If you are one of the many contemplating the plunge into CP/M, then you might
do worse than invest in “CP/M and the Personal Computer” by Dwyer and
Critchfield, published Addison Wesley.
This 490 page quarto book is an easy to read introduction to CP/M, both
to the intricacies of CP/M itself and to many of the major programs which run
on it. It gives a readable introduction to CP/M, ultimately getting deeply
involved, writing on assembly language programming for interfacing with CP/M,
and discussing the CP/M supplied transients in detail. It goes further,
surveying some Word processing programs, a data base management system (dBASE
II), an accounting package (Peachtree), and spreadsheets. Its survey of these
might be sufficient justification for you to purchase it, although I stress
that the surveys are not (and do not purport to be) encyclopediac. They
consist of a general introduction to the area, and a more detailed
discussion/example of the use of one of the typical programs of the area.
There is an interesting discussion on MBASIC and BASCOM, and another on
C, which might whet your appetite to go further down that road. I for one
intend to stick to Pascal! The section on Assembly language suffers from 8080
mnemonics, but is advanced enough to deal with adding customised I/O drivers
to the BIOS. See it, particularly if you are not yet into CP/M – it might be
just what you need.
Another book on the same lines is CP/M – The Software Bus by Clarke,
Eaton and Powys-Lybbe, published Sigma Technical Press (dist. John Wiley).

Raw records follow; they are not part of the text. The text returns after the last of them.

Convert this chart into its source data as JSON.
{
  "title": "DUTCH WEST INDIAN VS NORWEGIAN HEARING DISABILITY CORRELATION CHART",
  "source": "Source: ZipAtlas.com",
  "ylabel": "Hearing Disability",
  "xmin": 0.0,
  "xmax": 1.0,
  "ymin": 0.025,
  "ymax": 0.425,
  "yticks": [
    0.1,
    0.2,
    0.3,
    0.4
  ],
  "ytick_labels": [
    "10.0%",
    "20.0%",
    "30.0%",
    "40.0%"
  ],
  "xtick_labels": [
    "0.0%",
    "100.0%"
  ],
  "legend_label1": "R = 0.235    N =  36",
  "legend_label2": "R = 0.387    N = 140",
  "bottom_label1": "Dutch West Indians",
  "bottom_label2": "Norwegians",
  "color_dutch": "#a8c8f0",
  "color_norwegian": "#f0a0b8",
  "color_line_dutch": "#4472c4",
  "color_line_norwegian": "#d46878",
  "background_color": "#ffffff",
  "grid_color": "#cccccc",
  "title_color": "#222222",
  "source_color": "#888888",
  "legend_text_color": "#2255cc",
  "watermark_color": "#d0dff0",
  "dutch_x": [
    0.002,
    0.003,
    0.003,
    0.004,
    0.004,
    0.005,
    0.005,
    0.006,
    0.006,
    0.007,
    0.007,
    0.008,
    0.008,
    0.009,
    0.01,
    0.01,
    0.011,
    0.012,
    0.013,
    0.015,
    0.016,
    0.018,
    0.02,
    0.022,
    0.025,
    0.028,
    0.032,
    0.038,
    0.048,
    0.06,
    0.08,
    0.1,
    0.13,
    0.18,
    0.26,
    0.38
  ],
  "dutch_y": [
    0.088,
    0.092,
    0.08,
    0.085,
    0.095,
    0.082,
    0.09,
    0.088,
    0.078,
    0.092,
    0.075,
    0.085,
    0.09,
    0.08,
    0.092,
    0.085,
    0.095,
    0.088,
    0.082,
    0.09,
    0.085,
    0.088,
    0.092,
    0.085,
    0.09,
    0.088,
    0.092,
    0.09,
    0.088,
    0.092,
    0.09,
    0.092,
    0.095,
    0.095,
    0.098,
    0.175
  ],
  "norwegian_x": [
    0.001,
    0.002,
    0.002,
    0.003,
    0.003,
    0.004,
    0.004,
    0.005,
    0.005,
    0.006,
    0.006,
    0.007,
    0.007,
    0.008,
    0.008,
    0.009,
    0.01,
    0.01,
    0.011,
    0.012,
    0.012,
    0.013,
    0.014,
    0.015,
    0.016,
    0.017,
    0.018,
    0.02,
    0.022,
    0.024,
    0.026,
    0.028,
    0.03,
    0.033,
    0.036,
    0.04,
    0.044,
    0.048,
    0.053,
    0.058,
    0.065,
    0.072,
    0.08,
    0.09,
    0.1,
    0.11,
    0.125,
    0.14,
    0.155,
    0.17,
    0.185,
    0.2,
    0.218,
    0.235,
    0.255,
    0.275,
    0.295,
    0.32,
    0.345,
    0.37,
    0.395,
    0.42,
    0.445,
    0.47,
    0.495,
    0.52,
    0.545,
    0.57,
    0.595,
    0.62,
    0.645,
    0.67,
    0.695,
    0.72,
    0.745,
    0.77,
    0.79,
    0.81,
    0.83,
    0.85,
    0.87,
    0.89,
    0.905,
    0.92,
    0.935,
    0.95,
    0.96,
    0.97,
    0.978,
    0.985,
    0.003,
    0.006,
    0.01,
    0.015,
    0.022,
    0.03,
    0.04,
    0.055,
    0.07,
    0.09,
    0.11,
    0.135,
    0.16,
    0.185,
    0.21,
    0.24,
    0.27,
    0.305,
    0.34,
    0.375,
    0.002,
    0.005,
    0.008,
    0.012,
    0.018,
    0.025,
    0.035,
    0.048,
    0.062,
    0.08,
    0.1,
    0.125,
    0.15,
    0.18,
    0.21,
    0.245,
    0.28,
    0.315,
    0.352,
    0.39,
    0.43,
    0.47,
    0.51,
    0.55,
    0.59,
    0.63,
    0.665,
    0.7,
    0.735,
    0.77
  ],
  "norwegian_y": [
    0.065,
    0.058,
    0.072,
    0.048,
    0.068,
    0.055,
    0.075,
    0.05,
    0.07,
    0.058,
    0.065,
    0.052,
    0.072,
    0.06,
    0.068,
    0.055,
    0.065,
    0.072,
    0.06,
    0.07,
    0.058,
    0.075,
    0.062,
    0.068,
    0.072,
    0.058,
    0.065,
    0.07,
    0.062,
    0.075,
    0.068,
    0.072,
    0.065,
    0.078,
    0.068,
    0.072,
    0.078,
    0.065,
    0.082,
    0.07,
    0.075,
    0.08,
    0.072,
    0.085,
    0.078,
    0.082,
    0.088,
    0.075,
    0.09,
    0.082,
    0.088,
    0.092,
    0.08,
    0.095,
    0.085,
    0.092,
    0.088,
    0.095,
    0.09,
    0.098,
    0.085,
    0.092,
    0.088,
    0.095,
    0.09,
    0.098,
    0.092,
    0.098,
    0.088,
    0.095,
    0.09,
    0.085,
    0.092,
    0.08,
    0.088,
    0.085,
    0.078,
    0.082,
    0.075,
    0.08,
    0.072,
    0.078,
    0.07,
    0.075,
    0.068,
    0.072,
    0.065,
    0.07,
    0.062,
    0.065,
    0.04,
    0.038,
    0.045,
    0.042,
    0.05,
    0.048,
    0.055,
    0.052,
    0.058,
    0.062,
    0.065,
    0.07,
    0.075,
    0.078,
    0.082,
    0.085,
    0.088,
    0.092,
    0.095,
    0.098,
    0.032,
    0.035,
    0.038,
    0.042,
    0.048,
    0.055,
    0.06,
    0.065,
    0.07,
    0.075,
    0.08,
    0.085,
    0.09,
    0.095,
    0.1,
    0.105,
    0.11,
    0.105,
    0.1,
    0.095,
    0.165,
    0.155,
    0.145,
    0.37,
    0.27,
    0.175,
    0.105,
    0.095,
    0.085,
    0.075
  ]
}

This book is written by three long time members of the UK CP/M User
Group. That is good and bad. Good in that they are well acquainted with CP/M
and its intricacies, bad in that they often overlook, through utter
familiarity, little matters which would prove awkward for the tyro. It surveys
CP/M, comparing and contrasting versions 1.3 up to 3.0 and CP/M 86, dealing
also with MP/M. It gives a good discussion of the usual CP/M transients, well
illustrated with examples, but occasionally omitting a little nugget of
information which I’m sure they knew, and which can be a lifesaver. For
example, a SUBMIT file can have parameters $1....$9. Undocumented, but working
nevertheless, is $0, which refers to the name of the SUBMITted file itself.
This can save a lot of trouble, and I’m surprised that these authors did not
draw our attention to it.
Well described are the different assemblers, both from Digital Research
and other sources, including the various User Group contributions. The high
level languages get a good treatment, CBASIC, MBASIC and BASCOM,
CIS COBOL and FORTRAN all being covered in survey. More space is given to the
more popular of these, so MBASIC and BASCOM are fairly fully covered.
Similarly, the various editors/Word processors, including ED. I have been
asked “if ED is so bad, why does every book on CP/M treat on it in detail?”.